Giliran Kei memangkas rambut. Mereka suka berganti-ganti pelanggan, mengingat jumlahnya sangat sedikit. Hampir tidak pernah harus bekerja pada waktu yang sama lagi.
Kei sibuk, menyelipkan jubah di balik kerah Dadang, menyabuni dagunya dengan busa sabun, merendam handuk dalam air hangat, mengambil pisau cukurnya. Sementara dia menjalankan bisnis ini, Dadang terus berbicara.
"Aku selalu lebih suka membuat hal yang enak untuk memulai," dia mulai bicara. "Kalau begitu aku tidak pernah mengganti. Tidak pernah mengubah. Aku pulang terlambat dan memberi tahu Dina 'Aku tadi di kebun binatang dan menangkap harimau lepas'. Dia bahkan tidak akan repot-repot mempertanyakan kejujuranku, tidak setelah itu.
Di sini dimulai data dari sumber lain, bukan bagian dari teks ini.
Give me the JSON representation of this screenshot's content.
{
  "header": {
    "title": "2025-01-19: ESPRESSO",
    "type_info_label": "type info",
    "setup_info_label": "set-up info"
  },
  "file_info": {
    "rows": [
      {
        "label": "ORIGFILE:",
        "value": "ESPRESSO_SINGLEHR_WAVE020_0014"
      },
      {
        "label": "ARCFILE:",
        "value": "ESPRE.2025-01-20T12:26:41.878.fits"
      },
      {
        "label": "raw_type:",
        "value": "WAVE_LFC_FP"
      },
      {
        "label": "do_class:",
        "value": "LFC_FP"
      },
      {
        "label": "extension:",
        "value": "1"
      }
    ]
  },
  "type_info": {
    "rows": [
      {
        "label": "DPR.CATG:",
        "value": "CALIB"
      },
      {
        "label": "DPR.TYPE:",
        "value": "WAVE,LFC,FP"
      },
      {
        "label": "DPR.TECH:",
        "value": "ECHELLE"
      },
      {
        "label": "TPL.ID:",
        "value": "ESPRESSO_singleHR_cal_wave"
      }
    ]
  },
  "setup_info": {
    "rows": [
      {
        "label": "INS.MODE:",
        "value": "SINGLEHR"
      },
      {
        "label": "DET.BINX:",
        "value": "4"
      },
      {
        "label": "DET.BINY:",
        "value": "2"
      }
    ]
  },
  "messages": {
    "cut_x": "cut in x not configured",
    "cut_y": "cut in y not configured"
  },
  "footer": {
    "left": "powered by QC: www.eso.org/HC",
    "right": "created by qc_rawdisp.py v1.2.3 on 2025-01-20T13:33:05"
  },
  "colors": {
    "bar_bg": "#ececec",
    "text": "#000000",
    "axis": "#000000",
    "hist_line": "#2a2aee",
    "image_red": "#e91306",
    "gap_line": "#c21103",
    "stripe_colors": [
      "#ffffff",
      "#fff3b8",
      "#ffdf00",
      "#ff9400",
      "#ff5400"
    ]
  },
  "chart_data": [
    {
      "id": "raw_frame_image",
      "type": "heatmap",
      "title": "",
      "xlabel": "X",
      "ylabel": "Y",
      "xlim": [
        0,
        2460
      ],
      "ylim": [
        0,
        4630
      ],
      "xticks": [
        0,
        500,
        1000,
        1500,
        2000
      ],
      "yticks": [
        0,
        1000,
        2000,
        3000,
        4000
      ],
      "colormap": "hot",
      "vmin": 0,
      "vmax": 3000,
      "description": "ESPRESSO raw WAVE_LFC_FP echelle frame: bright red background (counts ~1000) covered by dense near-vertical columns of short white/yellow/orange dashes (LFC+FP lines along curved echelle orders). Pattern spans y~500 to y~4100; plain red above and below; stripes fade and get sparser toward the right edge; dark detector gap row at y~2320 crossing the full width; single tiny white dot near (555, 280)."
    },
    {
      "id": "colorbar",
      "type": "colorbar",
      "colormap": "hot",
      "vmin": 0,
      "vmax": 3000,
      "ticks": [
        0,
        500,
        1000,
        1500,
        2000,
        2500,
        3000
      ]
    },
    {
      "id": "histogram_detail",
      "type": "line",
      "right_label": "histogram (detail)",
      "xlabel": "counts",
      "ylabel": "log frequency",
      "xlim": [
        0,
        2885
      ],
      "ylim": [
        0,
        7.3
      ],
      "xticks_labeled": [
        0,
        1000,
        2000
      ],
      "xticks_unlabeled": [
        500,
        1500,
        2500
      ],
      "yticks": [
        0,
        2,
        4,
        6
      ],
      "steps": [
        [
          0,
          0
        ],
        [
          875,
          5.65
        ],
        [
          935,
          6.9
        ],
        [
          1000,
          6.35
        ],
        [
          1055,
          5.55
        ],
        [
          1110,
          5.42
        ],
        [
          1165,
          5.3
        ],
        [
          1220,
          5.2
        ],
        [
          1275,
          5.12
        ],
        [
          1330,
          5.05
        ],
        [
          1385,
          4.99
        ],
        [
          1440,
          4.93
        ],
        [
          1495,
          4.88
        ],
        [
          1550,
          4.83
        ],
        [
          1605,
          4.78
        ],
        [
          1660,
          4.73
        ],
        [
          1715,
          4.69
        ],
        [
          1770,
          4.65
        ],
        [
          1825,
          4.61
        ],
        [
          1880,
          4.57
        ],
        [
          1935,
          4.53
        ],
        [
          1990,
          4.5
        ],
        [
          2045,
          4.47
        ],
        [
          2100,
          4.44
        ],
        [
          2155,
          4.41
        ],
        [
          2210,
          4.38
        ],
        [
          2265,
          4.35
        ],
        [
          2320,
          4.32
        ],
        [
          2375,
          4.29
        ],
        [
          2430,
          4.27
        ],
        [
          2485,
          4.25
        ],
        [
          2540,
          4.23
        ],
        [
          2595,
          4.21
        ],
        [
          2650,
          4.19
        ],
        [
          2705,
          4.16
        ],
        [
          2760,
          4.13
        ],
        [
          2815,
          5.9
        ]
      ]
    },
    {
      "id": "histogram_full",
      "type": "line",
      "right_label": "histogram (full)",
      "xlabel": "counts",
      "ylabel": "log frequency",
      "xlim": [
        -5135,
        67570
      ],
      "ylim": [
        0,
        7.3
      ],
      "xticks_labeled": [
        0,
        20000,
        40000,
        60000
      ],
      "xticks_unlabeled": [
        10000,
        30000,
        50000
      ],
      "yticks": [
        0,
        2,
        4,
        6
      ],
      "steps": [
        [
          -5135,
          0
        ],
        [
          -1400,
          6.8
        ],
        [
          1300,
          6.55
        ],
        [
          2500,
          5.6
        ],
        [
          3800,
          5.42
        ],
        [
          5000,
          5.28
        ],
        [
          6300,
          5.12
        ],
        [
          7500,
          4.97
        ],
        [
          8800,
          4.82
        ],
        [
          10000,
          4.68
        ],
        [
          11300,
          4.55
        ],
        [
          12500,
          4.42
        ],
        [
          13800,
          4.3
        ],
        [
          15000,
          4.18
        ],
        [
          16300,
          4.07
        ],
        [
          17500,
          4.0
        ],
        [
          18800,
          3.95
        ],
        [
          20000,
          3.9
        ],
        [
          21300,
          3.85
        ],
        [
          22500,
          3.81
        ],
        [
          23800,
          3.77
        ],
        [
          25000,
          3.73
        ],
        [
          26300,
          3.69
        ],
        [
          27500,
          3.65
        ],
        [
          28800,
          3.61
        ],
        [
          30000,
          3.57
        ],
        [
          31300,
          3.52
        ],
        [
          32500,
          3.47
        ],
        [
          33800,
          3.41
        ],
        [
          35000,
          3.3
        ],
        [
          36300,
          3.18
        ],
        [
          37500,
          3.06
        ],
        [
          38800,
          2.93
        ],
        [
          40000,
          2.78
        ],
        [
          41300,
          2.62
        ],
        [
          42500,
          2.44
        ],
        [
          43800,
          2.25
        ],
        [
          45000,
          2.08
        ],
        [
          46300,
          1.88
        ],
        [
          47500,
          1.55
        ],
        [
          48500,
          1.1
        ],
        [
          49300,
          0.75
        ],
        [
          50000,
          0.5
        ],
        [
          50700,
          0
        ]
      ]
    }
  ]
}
Dengan cerita yang cukup bagus, dia tidak perlu khawatir sehingga aku perlu mengubahnya."
"Sesuatu yang keterlaluan, ya," gumam Kei , dan terpikir olehnya bahwa mungkin semua hal yang dikatakan Gogon tentang menggali jalan keluar dari kuburan. Tapi kemudian dia ingat luka dan bau Gogon, dan bagaimana bagian pipinya itu terkelupas.
Itu membuatnya berpikir bahwa dengan penampilannya, dia perlu melakukan sesuatu terhadap bocah itu. Dia akan membutuhkan semacam make-up jika ingin keluar ke dunia lagi. Gogon tidak bisa berkeliling seperti itu, dengan kulit wajah yang rengat. Dan semacam perban untuk menutup lubang di pinggang. Ya, dia harus berbelanja sedikit.
"Lebih gila lebih baik", kata Dadang. "Kalau perlu kubilang ke istriku bahwa aku sudah mati, jika kupikir itu akan membuatku lolos!"
"Dia bahkan mungkin mewujudkannya menjadi kenyataan," Gilar menimpali sambil tertawa kecil.
"Sangat mungkin begitu," Dadang setuju.
Semua itu omong kosong, dan semua orang tahu itu. Dina, istrinya, adalah kakak perempuan Gilar. Suami istri itu merupakan pasangan paling bahagia dan harmonis yang pernah diketahui siapa pun. Tiga anak semuanya sudah dewasa sekarang, dan dua di antaranya telah memberi Dadang cucu, masing-masing adalah bocah nakal yang lucu.